In a March 14 paper in EPJ Quantum Technology, a team of NASA scientists proposed a novel idea: that an advanced quantum gravity gradiometer (QGG) could be placed onboard a satellite and launched into low-earth orbit. From that lofty perch, the instrument could study small changes in the earth’s distribution of water, ice, and rocks to inform studies of climate change as well as help countries improve national security.

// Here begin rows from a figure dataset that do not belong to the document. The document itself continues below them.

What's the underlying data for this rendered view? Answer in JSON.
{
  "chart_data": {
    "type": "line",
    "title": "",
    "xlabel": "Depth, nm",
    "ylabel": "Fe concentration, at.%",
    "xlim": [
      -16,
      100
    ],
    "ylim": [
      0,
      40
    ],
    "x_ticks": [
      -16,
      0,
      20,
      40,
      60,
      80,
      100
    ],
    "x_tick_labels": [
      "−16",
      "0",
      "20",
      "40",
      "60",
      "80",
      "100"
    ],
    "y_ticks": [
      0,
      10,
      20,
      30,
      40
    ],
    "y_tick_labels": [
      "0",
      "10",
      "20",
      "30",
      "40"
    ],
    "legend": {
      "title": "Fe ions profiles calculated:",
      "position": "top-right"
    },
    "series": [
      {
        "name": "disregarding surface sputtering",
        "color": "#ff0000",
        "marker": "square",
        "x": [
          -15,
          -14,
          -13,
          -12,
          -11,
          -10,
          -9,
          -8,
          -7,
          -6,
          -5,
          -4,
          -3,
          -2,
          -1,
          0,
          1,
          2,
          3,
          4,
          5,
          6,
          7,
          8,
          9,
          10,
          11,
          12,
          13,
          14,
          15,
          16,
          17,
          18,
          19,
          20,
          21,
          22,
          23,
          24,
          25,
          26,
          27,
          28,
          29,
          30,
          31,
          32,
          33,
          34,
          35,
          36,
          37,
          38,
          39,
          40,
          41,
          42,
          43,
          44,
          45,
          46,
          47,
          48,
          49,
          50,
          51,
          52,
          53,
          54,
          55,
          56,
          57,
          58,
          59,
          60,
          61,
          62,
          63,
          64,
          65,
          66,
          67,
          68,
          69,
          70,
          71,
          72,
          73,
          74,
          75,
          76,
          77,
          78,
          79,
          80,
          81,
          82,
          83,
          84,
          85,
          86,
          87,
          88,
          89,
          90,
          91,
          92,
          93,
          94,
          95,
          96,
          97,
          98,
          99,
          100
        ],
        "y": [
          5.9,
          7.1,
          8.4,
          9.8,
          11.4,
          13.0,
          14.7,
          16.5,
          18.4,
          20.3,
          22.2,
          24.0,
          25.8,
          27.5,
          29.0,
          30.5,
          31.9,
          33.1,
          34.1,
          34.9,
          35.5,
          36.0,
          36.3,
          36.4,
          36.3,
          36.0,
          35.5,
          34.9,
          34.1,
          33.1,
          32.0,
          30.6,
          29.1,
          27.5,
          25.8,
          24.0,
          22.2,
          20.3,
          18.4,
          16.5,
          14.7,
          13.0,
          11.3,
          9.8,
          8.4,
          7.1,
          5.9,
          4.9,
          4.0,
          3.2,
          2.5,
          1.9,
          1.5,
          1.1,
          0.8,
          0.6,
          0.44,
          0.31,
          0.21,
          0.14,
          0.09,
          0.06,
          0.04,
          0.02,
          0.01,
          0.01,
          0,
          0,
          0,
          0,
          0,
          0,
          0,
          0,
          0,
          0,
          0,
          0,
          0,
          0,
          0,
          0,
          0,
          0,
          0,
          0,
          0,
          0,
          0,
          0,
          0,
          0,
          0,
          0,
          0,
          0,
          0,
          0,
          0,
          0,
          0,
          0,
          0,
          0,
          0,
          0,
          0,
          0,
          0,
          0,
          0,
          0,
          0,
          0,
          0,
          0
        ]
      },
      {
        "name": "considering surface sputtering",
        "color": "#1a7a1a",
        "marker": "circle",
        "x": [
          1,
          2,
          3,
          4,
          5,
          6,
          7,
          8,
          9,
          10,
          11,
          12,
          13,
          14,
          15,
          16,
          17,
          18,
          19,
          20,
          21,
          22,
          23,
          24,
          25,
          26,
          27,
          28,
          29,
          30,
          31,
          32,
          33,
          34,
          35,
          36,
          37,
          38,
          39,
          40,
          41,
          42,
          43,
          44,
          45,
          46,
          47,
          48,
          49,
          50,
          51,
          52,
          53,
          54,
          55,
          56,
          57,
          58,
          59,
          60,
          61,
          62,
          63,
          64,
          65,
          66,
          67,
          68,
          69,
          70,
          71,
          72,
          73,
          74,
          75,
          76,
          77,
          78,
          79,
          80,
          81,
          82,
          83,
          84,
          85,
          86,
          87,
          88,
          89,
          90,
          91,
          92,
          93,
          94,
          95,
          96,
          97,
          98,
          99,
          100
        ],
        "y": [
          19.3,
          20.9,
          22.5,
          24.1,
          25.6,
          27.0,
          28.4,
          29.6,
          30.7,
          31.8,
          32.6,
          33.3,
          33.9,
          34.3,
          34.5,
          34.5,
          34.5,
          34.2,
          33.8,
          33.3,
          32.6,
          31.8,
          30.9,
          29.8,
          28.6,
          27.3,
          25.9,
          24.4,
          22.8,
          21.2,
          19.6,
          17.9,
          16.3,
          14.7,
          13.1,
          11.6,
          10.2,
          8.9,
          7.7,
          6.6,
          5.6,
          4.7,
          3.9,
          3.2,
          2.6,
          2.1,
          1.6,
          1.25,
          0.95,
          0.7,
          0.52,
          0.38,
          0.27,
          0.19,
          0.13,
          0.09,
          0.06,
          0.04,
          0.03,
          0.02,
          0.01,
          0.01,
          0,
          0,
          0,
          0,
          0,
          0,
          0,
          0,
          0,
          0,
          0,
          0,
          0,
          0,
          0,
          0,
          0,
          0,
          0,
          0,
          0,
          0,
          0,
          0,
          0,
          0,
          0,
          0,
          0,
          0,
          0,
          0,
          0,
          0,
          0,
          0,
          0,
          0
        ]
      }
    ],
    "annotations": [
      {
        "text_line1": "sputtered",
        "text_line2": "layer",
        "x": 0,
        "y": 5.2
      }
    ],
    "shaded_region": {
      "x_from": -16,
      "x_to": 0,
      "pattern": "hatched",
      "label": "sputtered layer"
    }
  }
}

In a QGG, atoms of a particular element (typically rubidium) are cooled to near absolute zero in a vacuum so that they start behaving like waves rather than particles, and are manipulated by lasers. In this state, they experience a phase shift that’s directly proportional to the strength of the gravitational force acting on them. The shift is extremely sensitive. So by using a pair of such setups say 1 m apart, a QGG can deduce a difference in acceleration lower than 10^-15 m/s2 across a distance of 1 m on the earth’s surface.

In other words, a clump of ultra-cold atoms and lasers in space can measure how much the Himalayas weigh.

According to the NASA team, such a QGG onboard a satellite could weigh around 125 kg, have a volume of 250 litres (like an oil drum), and consume 350 W (like an old Intel CPU).

In the paper, the team has proposed a technology demonstration to verify a QGG can be sent to space, followed by an operational mission. “We need to fly it so that we can figure out how well it will operate, and that will allow us to not only advance the quantum gravity gradiometer, but also quantum technology in general,” Ben Stray, a postdoctoral researcher at NASA’s Jet Propulsion Laboratory and one of the team members, said in a statement.